If we break down the prime minister’s 90-minute speech, it becomes clear that Thailand is looking for three things from Russia: a market for Thai goods (80 percent of Thailand's revenues come from exports), technologies and investments.
“We cannot wait,” he said. “We have to work and increase our trade turnover fivefold in five years.” In 2015, this figure amounted to only $2 billion. However, he lamented the fact that although Russia and Thailand had “similar intentions,” the countries apparently “did not understand each other very well.”Whether deliberately or not, Chan-o-cha never used the words “oil” or “gas,” when speaking in a country, which is accused of being excessively dependent on energy exports.
Instead, he spoke about technologies. He mentioned the need for a balance between industrial development and the preservation of nature, and how this could be achieved by using green technologies. Chan-o-cha also called for the creation of institutions with Russia to study innovation.

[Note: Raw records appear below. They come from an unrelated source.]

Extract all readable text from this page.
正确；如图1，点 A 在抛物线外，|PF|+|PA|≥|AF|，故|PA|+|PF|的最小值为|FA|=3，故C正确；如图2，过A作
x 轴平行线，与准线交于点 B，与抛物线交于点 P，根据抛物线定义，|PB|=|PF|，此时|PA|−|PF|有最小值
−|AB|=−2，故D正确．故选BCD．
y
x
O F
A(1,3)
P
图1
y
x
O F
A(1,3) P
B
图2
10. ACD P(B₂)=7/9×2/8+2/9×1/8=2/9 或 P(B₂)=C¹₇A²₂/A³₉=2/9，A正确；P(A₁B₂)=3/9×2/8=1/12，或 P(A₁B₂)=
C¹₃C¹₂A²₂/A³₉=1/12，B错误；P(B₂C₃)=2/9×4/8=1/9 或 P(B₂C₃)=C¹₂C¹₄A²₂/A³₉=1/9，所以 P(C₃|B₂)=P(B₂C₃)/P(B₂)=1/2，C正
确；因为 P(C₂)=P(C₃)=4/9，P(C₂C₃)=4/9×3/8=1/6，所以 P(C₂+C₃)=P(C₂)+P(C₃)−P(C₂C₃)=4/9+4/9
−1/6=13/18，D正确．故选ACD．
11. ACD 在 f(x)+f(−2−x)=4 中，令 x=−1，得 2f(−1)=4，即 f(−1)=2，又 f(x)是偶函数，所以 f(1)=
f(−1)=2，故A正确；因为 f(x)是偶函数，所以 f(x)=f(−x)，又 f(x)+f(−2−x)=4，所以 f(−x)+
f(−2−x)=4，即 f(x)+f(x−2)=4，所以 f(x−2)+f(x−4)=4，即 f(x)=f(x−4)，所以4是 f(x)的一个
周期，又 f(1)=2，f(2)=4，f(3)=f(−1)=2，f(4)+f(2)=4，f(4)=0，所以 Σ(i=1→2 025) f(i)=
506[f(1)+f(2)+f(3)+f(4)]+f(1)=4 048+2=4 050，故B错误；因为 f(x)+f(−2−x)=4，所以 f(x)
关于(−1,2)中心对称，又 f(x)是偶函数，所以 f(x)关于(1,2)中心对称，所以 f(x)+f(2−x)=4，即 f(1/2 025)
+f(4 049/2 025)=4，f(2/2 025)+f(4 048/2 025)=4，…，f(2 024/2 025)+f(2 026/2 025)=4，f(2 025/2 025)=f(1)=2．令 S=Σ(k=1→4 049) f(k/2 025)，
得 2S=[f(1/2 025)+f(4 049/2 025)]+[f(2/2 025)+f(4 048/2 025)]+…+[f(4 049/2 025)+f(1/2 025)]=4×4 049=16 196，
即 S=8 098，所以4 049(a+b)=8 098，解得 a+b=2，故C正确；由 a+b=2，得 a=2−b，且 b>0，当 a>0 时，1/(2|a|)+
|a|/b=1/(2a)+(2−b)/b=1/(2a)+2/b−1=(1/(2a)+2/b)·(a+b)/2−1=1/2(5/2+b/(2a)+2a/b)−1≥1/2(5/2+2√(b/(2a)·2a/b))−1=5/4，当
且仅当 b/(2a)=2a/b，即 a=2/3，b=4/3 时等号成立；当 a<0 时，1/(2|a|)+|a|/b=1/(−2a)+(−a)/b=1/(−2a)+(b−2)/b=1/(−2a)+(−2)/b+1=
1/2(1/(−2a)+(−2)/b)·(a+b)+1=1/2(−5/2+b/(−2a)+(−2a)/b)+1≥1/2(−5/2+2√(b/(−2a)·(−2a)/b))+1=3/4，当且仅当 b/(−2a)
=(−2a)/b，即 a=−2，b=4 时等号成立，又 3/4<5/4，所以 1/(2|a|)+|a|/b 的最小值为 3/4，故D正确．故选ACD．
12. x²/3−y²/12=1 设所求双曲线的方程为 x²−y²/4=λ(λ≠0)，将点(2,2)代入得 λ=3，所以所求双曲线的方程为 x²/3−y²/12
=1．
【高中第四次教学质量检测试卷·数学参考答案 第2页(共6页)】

He emphasized the fact that better technology would give added value to Thailand’s traditional export goods and reduce the impact of climate change.
“We want Russia to help our country in the development of innovative technologies, so that our products become more competitive… Technology is also a kind of investment,” Chan-o-cha said, while giving a detailed list of industries, where there is a need for technologies such as agriculture, aircraft and mechanical engineering, and robotics.
He also called on Russia to invest in Thailand. “We have a growing GDP (+3.2 percent in 2015) and very low annual inflation (+0.5 percent), so be confident in the Thai economy," Chan-o-cha said.
Sitting at the Montferrand Ballroom, Russian businessmen were not prepared for the fact that the Thai Prime Minister would say so much and in such detail. He essentially called on them to help upgrade the Thai economy. The Russian business community, however, accepted the challenge.
He added that the main barrier between Russia and Thailand is that there are areas where the parties have never cooperated. Repik said the countries needed to set ambitious goals.
As an example, he cited the private Russian-Thai Business House – established at the beginning of 2016 – through which $30 million worth of contracts has been signed between companies from the non-primary sectors of the economy.